Shape-selective fluxional carbon cages Seminar
- Time:
- 15:30 - 16:30
- Date:
- 18 December 2019
- Venue:
- 27/2003
For more information regarding this seminar, please email Prof. Steve Goldup at S.Goldup@soton.ac.uk .
Event details
Dr. Paul McGonigel presents a seminar as part of the Functional Inorganic, Materials and Supramolecular Chemistry Research Group’s seminar series.
Dynamic covalent rearrangements of fluxional carbon cages, such as bullvalenes and barbaralanes, impart ‘shapeshifting’ molecular properties.1 This seminar will describe a barbaralanes that exhibit fluxional constitutions and fluxional sp3-C stereochemistry. Derivatives bearing two aryl groups (example below) interconvert dynamically between two constitutional isomers in solution, but resolve to single isomers upon crystallisation. Unexpectedly, the minor solution-phase isomers are resolved in two instances. Through dynamic NMR, crystallographic and DFT analyses, we show that the isomer observed in the solid state is not a direct consequence of the equilibrium distribution in solution or any specific noncovalent interactions.
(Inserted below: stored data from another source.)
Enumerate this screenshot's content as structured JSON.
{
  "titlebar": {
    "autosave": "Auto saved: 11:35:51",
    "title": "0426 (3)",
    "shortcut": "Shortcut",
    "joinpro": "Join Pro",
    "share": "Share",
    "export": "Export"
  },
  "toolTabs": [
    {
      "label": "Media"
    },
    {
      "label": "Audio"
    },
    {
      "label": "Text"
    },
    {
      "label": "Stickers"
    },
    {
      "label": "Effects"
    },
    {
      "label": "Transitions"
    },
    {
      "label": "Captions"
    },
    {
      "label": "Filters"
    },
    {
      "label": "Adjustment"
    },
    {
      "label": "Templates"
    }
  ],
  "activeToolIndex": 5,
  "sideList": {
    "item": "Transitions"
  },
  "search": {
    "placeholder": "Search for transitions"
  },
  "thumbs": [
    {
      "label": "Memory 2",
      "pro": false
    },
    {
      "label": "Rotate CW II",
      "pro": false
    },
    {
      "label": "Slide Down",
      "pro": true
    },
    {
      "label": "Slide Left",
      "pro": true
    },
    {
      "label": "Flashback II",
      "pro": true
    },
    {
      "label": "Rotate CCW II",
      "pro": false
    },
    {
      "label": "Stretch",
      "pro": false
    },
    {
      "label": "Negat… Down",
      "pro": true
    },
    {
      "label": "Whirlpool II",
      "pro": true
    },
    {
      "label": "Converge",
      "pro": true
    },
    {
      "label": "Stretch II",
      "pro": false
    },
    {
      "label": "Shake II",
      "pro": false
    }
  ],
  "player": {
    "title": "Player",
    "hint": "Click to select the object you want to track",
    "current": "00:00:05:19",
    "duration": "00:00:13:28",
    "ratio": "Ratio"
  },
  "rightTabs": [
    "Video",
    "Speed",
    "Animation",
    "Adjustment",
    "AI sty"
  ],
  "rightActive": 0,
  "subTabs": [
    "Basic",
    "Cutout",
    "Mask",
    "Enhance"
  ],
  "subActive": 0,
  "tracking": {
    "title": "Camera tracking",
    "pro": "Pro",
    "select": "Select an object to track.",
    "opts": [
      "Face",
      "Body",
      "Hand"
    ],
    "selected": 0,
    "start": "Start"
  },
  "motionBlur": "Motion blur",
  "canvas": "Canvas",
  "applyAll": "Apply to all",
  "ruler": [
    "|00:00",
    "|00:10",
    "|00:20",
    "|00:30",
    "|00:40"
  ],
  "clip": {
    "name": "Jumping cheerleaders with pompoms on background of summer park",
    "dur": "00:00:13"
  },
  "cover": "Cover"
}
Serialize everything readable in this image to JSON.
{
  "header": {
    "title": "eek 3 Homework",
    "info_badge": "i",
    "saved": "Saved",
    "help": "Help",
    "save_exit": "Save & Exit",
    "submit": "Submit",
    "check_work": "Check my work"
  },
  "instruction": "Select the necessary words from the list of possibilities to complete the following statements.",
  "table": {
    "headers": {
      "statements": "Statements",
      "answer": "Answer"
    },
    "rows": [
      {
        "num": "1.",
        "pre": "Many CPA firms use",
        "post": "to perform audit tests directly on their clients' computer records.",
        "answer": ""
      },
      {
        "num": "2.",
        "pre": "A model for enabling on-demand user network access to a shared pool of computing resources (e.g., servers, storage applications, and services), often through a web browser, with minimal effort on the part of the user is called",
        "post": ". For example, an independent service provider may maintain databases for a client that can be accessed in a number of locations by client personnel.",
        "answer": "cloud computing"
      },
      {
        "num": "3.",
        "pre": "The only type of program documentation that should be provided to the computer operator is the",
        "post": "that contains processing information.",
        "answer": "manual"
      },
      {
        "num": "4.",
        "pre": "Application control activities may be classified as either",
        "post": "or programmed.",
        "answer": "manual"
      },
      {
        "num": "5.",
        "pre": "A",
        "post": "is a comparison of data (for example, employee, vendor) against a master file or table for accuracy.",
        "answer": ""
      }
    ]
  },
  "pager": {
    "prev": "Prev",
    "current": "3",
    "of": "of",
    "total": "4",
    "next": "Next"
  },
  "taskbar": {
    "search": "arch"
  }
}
Rather, the dynamic preferential crystallisation is dictated by differences in molecular size and shape.2 By changing the substitution pattern of the barbaralanes, the fluxional rearrangement gives rise to rapidly interconverting mixture of enantiomers – formally inverting sp3-C stereocentres. The fluxional carbon stereocentres can be controlled by covalent modification or noncovalent bonding interactions.
1 A. N. Bismillah, B. M. Chapin, B. A. Hussein, P. R. McGonigal, Chem. Sci. in press. 2 A. N. Bismillah, J. Sturala, B. M. Chapin, D. Yufit, P. Hodgkinson, P. R. McGonigal, Chem. Sci. 2018, 9, 8631.
Speaker information
Dr. Paul R. McGonigal , Durham University. The McGonigal Group develops functional organic materials by exploiting our expertise in stabilized, highly substituted aromatic carbocations. Students in the group are exposed to a wide range of techniques in organic synthesis, advanced spectroscopy, organometallics, electrochemistry, and DFT modeling.